Right to withdraw consent: Where processing is based on consent, you can withdraw it at any time.

To exercise any of these rights, contact us at privacy@nemilab.com. We will respond within 30 days as required by law. If you are not satisfied with our response, you have the right to lodge a complaint with your local data protection authority. In the Netherlands, this is the Autoriteit Persoonsgegevens (autoriteitpersoonsgegevens.nl).

10. Email Communications

We send the following types of emails:

Transactional emails: Account confirmations, download notifications, billing receipts, and security alerts. These are necessary for the Service and cannot be opted out of.
Marketing emails: Product updates, new features, and promotional offers. You can unsubscribe at any time using the link in every email or through your email preferences.

All marketing emails comply with GDPR requirements and include a clear unsubscribe mechanism. We honor all unsubscribe requests promptly.

11. Data Security

We implement appropriate technical and organizational measures to protect your personal data, including:

Client-side encryption of uploaded files before they leave your device.
Encrypted data transmission using TLS/HTTPS.
Secure storage infrastructure with access controls.
Regular security reviews and updates.
Limited employee access to personal data on a need-to-know basis.
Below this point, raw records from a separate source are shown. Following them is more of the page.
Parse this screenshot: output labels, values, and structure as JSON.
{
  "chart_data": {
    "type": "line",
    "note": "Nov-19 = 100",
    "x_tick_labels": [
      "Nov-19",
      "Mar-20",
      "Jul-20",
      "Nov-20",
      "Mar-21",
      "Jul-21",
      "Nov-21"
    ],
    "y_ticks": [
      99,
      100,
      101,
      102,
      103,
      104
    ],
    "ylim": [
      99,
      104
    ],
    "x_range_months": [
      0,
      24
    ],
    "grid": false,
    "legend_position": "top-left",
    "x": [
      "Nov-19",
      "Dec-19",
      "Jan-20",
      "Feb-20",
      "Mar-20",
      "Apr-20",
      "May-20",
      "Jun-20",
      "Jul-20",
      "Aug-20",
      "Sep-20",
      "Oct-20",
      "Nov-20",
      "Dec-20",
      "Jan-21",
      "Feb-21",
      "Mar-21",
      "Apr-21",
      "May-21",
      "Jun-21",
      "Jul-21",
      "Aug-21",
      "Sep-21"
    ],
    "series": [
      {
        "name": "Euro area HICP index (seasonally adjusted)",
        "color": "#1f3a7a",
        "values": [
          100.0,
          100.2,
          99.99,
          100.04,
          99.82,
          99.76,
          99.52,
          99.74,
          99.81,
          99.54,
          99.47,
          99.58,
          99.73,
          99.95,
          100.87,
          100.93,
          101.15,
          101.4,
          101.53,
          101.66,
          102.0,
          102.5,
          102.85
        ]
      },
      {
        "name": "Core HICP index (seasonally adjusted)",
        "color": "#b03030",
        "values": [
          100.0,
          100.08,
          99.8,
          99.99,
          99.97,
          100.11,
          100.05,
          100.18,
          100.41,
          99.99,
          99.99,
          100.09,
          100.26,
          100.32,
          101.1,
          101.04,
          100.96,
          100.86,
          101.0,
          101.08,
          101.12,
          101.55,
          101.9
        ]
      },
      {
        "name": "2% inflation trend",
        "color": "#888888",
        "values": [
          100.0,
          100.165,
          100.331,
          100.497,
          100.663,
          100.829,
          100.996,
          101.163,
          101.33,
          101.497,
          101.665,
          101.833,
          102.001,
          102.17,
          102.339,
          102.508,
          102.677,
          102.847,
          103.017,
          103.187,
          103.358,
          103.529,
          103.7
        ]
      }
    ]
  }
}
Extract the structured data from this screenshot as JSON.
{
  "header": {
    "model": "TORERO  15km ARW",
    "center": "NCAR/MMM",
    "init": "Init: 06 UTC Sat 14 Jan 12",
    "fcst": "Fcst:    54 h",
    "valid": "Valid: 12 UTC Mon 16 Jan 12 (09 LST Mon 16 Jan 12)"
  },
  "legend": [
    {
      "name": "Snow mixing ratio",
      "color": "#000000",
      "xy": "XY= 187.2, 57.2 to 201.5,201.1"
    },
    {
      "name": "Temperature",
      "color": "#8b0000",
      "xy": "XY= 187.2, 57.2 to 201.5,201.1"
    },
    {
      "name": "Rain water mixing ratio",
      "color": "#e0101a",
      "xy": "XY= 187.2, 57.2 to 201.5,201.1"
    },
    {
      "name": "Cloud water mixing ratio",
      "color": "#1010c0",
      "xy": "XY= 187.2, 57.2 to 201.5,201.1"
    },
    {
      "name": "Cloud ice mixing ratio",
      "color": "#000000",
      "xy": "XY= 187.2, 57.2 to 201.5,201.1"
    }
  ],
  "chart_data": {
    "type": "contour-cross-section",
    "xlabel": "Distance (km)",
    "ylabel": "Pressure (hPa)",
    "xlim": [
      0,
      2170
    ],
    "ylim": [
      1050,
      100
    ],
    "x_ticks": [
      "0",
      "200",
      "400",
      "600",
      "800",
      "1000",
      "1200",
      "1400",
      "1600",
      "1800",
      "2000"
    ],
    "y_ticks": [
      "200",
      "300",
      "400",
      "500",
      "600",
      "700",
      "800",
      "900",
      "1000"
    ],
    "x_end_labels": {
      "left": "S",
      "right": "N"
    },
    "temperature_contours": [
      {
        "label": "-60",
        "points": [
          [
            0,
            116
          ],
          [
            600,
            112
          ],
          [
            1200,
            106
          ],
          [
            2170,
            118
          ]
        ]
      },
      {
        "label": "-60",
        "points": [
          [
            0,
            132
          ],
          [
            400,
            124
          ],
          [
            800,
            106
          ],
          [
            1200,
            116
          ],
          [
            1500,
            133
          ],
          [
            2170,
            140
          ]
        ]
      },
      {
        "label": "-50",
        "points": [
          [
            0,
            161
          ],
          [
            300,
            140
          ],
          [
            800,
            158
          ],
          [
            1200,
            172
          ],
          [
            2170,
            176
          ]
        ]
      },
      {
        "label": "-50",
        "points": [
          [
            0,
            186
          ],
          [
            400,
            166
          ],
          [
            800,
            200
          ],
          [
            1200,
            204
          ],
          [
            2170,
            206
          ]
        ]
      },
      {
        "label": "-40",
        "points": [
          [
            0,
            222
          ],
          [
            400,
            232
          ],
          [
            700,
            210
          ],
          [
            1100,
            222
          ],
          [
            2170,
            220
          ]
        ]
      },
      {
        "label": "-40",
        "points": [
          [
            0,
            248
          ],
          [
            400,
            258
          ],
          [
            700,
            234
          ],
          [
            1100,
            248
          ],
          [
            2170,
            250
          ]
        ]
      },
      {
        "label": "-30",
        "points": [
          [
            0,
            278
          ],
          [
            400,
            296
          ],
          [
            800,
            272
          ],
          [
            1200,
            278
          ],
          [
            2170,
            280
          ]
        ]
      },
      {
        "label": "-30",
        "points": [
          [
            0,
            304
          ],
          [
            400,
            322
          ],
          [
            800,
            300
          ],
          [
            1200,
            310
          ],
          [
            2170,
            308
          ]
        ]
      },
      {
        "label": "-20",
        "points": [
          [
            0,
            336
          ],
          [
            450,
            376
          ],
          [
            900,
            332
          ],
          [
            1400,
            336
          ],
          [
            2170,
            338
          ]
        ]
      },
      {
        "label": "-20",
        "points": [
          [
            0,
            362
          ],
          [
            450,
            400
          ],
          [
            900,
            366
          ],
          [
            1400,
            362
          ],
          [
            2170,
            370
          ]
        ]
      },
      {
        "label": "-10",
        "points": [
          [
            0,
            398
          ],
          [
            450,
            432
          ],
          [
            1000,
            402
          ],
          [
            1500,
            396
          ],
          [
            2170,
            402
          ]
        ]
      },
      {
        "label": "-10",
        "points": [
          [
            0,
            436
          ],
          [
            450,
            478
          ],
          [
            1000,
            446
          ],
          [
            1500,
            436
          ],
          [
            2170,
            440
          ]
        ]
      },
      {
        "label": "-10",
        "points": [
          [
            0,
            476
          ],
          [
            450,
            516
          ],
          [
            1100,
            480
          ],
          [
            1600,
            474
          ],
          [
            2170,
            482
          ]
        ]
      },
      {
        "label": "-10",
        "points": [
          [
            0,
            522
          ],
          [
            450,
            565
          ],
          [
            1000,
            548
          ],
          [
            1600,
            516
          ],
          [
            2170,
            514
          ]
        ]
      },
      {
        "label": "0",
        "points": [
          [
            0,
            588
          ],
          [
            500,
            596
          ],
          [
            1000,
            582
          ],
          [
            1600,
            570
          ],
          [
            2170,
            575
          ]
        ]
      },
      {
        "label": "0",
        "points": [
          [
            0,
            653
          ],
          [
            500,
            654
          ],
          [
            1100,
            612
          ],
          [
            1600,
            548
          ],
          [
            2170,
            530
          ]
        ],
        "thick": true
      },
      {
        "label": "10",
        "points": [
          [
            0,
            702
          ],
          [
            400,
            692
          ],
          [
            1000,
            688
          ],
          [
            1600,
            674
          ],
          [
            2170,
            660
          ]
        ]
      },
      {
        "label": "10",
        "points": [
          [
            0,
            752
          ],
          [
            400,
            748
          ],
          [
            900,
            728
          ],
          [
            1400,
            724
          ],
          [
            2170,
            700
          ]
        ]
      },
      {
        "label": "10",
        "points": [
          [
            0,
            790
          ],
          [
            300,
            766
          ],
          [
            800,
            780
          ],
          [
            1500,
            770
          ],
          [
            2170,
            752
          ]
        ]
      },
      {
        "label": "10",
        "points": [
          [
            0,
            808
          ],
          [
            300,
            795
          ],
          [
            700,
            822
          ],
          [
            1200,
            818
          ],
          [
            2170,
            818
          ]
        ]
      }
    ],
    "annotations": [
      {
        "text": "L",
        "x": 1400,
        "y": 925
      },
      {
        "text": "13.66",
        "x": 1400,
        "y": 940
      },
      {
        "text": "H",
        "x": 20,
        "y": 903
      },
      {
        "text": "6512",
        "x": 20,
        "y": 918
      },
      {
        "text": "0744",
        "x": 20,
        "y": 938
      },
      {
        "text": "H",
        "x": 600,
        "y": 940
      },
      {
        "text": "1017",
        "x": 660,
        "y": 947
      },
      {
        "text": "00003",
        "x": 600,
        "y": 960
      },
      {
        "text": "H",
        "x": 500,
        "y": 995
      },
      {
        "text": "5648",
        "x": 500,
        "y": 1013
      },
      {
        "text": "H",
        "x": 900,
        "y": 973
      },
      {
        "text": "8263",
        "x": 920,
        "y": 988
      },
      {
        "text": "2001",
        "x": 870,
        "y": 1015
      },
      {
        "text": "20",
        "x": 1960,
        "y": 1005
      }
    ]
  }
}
In the event of a data breach that poses a risk to your rights and freedoms, we will notify the relevant supervisory authority within 72 hours and inform affected users without undue delay, as required by GDPR Articles 33 and 34.

12. Children's Privacy

The Service is not directed at children under the age of 16. We do not knowingly collect personal data from children under 16. If we become aware that we have collected personal data from a child under 16 without parental consent, we will take steps to delete that data promptly.

13. Changes to This Policy

We may update this Privacy Policy from time to time to reflect changes in our practices or applicable law. If we make material changes, we will notify you by email or by posting a prominent notice on the Service. The "Last updated" date at the top of this page indicates when this policy was last revised.

14. Contact Us

For any questions, concerns, or requests regarding this Privacy Policy or your personal data, please contact us:

GuusLab (trading as Nemi)
Emmaweg 46, 3603 AM Maarssen, Utrecht, The Netherlands
KVK: 95954600
BTW: NL005184094B33
Email: privacy@nemilab.com

You also have the right to lodge a complaint with a supervisory authority, in particular in the EU Member State of your habitual residence, place of work, or place of the alleged infringement.